I think the broken society was just a silly soundbite slogan, coined back in the days when it looked like 2010 might be a contest. I think it means things like parents not keeping an eye on their kids and old folks dying unloved in "care" homes.
If they REALLY were going to do what I think it would take to fix that sort of broken society I'd be quite excited. It would mean, obviously, government sitting down and saying, "you know what, we can't do it all. In fact we can't do much of it.
We said we could keep you healthy with the NHS, but that was a lie. If you want to stay healthy you need to take responsibility yourself, and eat well, exercise, and take up vaccination and screening when its offered. We'll still do our best but really, you are going to have to accept that spending many thousands to extend the lives of cancer patients by two months is not going to happen.
We said we could keep you safe with the police, but that was a lie too. If you want to stay safe you need to keep an eye out in your local communities, but henceforth when you tell us that Kev Scrote is skipping school, or Mrs Scrote says Mr Scrote is about to murder her, we will do something about it, at once. And "something" will involve the attendance of hefty policemen, not arresting you for infringing little Kev's human rights or sending a leaflet on domestic violence to Mrs Scrote.
We said we could improve the schools with testing but that was a lie too. All tests are abolished. No one does anything with the data anyway. Oh, and by the way, public examinations have been a lie for the last 20 years (come on, do you really believe school children have been getting cleverer and cleverer EVERY YEAR since we introduced GCSEs? ) Henceforth they will simply get a mark and a quartile. No grades.
And of course we said you would have a comfortable old age, but that too was a lie, (although not perhaps entirely our fault,) and you had better plan to work to about 70 and save for your own pension. We in turn won't use means testing to make saving pointless.

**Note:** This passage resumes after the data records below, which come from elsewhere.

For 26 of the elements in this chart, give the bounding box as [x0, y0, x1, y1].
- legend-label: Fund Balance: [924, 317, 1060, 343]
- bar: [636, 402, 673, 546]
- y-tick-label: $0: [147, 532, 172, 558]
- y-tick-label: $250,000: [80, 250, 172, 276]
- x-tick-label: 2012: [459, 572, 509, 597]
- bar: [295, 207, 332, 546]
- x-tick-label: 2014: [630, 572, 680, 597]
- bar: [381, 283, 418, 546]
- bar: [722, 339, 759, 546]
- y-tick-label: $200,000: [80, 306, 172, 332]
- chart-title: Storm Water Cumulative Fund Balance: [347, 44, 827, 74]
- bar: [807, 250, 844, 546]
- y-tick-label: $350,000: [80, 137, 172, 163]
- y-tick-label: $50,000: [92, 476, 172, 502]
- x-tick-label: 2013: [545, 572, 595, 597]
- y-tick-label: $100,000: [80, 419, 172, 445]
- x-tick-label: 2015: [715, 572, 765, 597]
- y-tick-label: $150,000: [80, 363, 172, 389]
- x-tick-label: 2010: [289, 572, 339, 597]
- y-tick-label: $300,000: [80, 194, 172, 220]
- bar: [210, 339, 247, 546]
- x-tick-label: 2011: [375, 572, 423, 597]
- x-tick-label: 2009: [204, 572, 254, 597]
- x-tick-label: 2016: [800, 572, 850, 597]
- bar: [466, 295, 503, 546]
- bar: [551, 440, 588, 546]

Obviously all this means we will need far fewer civil servants so we will be sacking about a third of them over the next two years.
In short, you people need to take some responsibility for your own lives. We for our part undertake to do nothing whatsoever to increase the role of the state unless and until it is clearly shown that that would be beneficial to the public at large."
Do you think they will be saying all that? No, they won't. And the public would fill their pants if they did. Instead they will carry on managing the big state, albeit, we have to hope, in a slightly less ieological way than Labour.
By the way, has anyone else noticed how the welfare state inadvertently played into the hands of ultra capitalism? By which I mean, the only reason employers can dump the social costs of demanding that their workforce work long hours, at low wages, move around the country, and generally behave in a way that makes it next to impossible to care for family members or even act as an active citizen, is because the welfare state is supposedly there to pick up the shortfall by caring for granny, paying benefits and the like.
Then again I guess the states are a case where the employers do that anyway so the argument may not hold.